How to Treat the Hacks
Most of my posts have been data related. I usually get in trouble when I shy away from data analysis. Especially when I end up ranting. But sometimes I rant none-the-less. I could feel one coming on the other day… I read two very good posts – one by PGL and by Mark Thoma (no links because I think which posts I have in mind will become evident below). And I had a rather frustrating bit of a debate with someone PGL has, on several occasions, referred to as a troll. It all got me a little bit angry… My thoughts:
We all have our biases. Some of us believe X and some of us believe Y. Now, most of us, even if we believe X, are capable of switching our beliefs to Y if presented with enough evidence that Y is more likely. (What constitutes enough evidence may vary according to the situation, and sometimes contradictory evidence will appear later.) That is how we learn.
Now, some people are not capable of changing their beliefs. They are deluded. But, some people do not change their minds because they simply choose not to change their minds, or at least behave as if they do not.
Perhaps I am naïve, but until recently I didn’t realize this second group really existed. For instance, if one’s life depended on believing the sky is green, most of us would be capable of saying, “Yes, I believe the sky is green” but few of us (I would assume) could truly will ourselves into believing it if we did not already do so.
We run into some such people in our everyday lives. Perhaps more commonly, they troll at websites we visit. Some of them have their own websites and magazines. The most successful of them are highly compensated for maintaining the beliefs that they do. The compensation takes the form of political power or influence, fame, prestige, and money.
Usually, not surprisingly, those policies go horribly, predictably wrong. And then we get a round of easily refutable nonsense defending those policies and their results. But the fact of the matter, these people either knew, or had the skills and the time and the information to know had they chosen, what the result would be ahead of time. They chose not to know, and through their choice, caused a lot of damage to a lot of people.
Now, what about the rest of us? Well, we pay the price. But we are also partly to blame. Because we treat the Harvard professor who advised the President with respect, even when we all know that he either knew what the results would be or he chose, willingly chose, not to know. And we are partly to blame because we do not turn our collective backs on the dean of the prestigious Ivy League business school when he walks into a room. And by the way we treat the rest of the ones who did everything they could in order not to know better.

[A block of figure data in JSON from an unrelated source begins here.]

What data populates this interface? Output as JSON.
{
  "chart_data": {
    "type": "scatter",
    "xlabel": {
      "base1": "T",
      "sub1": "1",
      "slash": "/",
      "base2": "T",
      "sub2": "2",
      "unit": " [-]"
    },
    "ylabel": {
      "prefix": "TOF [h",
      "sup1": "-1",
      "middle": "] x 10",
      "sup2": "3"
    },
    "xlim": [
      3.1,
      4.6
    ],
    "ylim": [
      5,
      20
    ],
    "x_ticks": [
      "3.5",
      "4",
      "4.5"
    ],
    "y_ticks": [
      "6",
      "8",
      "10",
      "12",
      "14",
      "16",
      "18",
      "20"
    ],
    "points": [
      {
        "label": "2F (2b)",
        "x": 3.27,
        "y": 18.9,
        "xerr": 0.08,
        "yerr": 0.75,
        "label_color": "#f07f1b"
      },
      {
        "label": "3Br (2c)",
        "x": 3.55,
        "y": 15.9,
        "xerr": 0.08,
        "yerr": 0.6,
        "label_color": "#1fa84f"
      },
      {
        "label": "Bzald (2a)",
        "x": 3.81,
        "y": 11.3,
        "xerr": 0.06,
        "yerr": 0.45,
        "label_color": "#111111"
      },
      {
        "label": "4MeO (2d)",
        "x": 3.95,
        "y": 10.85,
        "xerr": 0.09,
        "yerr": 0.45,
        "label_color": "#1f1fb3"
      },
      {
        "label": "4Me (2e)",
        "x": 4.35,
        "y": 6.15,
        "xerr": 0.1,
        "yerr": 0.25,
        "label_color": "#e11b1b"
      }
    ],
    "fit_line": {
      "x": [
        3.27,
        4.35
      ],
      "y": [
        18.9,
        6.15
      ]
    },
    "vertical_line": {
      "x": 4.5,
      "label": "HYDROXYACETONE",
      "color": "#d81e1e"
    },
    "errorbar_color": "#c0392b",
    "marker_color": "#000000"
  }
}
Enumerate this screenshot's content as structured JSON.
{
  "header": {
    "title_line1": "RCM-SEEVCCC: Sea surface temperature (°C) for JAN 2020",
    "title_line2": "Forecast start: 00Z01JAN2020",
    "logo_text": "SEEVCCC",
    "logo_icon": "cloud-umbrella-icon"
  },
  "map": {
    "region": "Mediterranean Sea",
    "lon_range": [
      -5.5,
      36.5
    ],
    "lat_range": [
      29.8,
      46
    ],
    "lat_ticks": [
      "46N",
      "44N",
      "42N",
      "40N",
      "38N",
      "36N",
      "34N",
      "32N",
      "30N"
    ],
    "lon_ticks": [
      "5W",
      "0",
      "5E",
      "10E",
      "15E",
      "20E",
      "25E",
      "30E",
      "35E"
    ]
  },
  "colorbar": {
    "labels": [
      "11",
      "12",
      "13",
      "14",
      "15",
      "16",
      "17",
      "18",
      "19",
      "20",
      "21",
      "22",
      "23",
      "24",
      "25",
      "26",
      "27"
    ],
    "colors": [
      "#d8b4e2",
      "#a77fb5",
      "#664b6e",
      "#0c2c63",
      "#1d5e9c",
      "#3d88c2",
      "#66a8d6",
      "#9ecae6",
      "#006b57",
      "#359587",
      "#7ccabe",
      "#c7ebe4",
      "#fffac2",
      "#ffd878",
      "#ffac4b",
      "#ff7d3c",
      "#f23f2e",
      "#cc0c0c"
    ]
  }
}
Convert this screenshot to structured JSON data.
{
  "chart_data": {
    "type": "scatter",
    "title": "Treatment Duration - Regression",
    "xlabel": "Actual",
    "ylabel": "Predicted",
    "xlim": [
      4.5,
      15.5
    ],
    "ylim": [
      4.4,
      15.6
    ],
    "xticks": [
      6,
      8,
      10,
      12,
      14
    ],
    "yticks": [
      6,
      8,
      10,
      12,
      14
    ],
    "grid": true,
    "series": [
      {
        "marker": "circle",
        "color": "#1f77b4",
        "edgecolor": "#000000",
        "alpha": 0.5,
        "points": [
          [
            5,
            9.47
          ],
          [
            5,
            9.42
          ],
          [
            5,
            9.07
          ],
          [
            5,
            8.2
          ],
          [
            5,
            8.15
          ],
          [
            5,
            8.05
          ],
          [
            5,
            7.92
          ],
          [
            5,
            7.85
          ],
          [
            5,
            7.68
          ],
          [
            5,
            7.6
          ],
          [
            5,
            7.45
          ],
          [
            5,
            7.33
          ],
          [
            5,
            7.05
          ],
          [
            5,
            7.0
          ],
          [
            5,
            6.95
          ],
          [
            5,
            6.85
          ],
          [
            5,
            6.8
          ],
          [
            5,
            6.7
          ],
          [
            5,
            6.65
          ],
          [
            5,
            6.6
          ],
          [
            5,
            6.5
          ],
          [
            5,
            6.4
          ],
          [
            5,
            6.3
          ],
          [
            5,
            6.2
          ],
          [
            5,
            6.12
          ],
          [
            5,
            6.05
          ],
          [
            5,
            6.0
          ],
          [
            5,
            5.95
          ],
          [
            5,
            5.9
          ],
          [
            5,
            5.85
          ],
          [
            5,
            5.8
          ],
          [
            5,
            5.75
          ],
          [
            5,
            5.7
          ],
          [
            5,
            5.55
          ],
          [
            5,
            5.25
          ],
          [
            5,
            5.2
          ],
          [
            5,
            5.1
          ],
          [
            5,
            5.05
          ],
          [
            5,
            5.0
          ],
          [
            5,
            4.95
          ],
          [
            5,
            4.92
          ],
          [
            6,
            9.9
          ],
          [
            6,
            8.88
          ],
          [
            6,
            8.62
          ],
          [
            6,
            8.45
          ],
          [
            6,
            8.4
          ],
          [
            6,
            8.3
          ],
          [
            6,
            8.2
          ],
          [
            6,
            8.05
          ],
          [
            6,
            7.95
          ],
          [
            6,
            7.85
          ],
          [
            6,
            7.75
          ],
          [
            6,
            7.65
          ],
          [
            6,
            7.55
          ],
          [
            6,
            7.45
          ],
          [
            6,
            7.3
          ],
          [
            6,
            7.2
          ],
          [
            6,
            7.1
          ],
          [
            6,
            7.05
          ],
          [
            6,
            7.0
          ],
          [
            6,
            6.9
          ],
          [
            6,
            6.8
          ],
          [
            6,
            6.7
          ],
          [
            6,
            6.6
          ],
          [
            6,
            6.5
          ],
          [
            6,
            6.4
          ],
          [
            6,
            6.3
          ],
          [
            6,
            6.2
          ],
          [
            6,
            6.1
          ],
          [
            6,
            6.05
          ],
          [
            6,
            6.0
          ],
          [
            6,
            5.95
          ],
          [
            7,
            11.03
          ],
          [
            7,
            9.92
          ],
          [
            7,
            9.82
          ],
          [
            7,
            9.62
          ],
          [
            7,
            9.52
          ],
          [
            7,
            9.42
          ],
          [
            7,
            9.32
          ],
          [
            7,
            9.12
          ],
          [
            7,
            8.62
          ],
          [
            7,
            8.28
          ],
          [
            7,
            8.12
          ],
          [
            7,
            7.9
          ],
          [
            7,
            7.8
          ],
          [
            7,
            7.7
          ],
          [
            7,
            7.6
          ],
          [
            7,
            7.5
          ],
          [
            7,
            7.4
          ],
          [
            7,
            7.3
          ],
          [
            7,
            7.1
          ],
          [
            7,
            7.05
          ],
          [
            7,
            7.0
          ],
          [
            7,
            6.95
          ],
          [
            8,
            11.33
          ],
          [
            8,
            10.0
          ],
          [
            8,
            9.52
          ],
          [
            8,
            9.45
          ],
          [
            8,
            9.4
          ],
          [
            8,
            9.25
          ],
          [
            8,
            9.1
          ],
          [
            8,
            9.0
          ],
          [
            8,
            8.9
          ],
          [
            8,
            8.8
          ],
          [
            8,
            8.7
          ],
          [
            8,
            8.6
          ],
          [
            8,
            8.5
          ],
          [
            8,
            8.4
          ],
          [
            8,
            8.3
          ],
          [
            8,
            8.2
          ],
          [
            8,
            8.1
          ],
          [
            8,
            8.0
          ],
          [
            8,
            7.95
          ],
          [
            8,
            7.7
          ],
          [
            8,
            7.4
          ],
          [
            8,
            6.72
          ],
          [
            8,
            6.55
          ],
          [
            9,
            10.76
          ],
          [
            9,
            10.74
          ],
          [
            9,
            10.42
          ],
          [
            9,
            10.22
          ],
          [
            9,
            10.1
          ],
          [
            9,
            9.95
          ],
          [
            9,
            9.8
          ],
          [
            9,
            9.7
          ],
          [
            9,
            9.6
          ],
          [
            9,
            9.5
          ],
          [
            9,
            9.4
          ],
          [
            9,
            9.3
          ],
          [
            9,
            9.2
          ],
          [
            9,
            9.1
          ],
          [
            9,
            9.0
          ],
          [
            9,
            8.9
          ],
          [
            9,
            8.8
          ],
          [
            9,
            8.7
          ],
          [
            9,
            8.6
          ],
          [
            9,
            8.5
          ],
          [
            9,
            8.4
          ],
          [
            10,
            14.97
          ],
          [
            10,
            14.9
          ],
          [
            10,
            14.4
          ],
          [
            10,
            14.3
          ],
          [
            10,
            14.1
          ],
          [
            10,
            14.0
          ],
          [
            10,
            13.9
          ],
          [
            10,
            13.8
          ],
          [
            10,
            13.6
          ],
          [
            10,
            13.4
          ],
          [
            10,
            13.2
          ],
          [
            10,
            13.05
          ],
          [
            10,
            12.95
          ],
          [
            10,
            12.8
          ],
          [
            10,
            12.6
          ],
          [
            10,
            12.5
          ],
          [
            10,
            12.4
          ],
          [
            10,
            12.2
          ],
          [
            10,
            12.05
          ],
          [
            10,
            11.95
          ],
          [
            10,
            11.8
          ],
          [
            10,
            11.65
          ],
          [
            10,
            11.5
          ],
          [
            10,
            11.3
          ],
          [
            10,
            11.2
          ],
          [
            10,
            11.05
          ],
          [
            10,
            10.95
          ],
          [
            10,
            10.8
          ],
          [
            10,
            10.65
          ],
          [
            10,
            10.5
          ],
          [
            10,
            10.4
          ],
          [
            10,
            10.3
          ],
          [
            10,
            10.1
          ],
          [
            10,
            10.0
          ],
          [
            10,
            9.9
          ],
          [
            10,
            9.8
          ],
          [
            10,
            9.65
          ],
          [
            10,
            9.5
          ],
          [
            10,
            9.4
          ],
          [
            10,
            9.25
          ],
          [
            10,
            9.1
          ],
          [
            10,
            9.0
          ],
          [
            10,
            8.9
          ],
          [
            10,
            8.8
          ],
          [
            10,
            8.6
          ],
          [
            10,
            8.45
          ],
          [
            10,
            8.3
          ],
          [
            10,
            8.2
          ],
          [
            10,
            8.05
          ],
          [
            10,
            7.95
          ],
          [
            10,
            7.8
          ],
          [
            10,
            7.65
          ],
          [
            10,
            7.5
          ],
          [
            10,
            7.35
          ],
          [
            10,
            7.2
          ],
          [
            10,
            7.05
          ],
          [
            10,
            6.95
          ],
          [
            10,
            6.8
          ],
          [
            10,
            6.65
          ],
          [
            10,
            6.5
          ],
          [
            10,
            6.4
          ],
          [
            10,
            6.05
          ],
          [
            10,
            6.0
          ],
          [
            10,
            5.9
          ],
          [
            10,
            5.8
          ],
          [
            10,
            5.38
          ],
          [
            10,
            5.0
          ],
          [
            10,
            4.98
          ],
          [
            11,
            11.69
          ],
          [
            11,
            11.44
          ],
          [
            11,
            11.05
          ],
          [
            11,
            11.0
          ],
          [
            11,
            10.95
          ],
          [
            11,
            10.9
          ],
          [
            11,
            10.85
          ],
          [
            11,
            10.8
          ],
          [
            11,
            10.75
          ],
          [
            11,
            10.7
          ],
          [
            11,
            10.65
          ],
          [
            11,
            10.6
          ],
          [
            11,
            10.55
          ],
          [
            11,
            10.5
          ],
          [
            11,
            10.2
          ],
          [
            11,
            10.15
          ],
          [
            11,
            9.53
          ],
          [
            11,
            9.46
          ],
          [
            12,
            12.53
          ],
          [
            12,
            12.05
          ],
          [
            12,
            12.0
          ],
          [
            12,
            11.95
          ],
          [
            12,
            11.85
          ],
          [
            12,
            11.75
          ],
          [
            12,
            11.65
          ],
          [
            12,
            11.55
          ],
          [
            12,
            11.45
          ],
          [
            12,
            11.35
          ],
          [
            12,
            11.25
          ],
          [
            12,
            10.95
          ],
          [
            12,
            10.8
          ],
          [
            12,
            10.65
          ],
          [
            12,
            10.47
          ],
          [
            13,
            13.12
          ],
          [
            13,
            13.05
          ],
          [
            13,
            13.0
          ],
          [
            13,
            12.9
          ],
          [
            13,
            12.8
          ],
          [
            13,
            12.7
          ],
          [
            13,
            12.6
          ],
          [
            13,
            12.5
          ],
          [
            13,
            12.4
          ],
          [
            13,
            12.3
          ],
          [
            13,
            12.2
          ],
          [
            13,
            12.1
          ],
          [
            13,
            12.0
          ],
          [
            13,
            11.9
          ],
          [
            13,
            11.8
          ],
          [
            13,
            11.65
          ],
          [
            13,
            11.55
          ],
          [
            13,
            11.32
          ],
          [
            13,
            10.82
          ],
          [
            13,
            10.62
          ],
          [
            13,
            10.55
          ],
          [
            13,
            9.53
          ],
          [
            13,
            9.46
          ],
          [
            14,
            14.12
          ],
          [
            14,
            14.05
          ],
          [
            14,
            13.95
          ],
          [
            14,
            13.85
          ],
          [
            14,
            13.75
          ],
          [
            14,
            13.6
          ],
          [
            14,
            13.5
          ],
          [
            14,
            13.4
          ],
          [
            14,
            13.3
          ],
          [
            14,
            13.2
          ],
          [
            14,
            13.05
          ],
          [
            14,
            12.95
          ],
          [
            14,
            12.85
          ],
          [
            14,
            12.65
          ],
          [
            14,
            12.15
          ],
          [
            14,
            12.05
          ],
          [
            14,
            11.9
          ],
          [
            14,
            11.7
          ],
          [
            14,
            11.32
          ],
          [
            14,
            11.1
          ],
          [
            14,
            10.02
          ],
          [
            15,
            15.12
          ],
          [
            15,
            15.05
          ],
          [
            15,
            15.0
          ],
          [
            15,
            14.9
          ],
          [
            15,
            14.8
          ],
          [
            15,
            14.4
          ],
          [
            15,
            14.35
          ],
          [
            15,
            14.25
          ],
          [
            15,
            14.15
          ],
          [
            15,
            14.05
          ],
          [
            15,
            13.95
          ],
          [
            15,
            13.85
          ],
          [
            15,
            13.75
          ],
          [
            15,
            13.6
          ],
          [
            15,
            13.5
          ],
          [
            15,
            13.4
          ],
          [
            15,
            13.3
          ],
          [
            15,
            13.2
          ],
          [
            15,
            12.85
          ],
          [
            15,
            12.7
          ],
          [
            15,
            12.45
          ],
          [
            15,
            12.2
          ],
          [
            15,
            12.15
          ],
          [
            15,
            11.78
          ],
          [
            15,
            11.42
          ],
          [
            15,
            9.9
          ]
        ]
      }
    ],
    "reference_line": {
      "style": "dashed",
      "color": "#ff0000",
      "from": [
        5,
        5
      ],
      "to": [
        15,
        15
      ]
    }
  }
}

When we treat them as honorable people, we are sending a message. It is not a message that honest disagreement is OK. (And honest disagreement is more than OK; it is vital.) The message we are sending is that choosing to ignore the evidence is respectable. In other words, we are reducing the costs associated with being a hack. Together with the folks that make the benefits of being a hack so very high, we are making the Harvard professor and business school dean into role models. We share the blame for creating the ones that follow.